In the business of shipping cargo internationally by water, we always seem to be living in interesting times. Today is no exception.

Today, we face continuing demands from customers for shorter and shorter delivery times that necessitate higher-velocity supply chains, while the assets — ships, terminals, trucks, and trains — that carry cargo continue to move slowly and unreliably. For example, container ships are on time only 75 to 80 percent of the time, and when they are late the average delay is 3.5 days. US intermodal train speeds are almost 12 percent lower in 2019 than they were in 2016. In many cases it now takes four or five days from vessel arrival to container out-gate, when it used to be 2 days. Truck wait times at marine facilities continue to be an industry issue. At the same time, consumers now expect the longest they have to wait for the delivery of a purchase is two days, and Amazon advertises deliveries within two hours.

How can this issue be addressed by supply chain managers?

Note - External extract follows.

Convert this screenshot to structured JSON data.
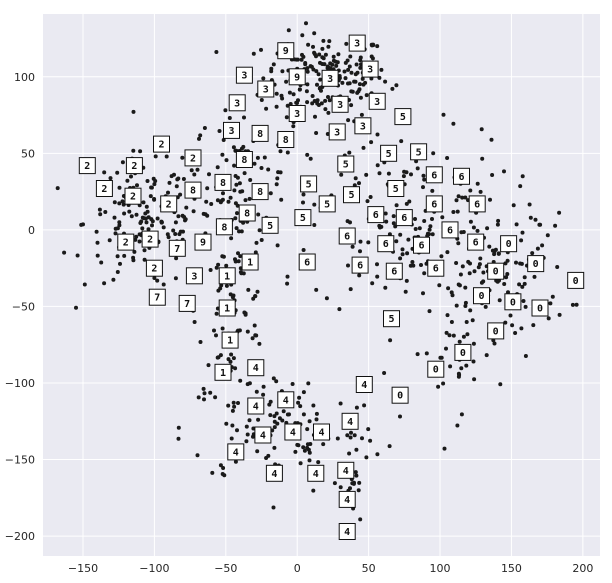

There are two choices: A) Carry more inventory or B) Utilize enhanced visibility along your supply chain as a substitute for speed. In this case, plan (B) is a much better option, and new technology is making it a viable option. Using big data and machine learning, transportation providers can now predict with much greater accuracy where their cargo will be at any point in time and produce reliable vessel and door ETAs. This will allow supply chain managers to use predictive analytics to move from static “descriptive” visibility to “prescriptive” visibility and manage their cargo proactively to better meet their customers’ needs, while still controlling inventory and other supply chain costs.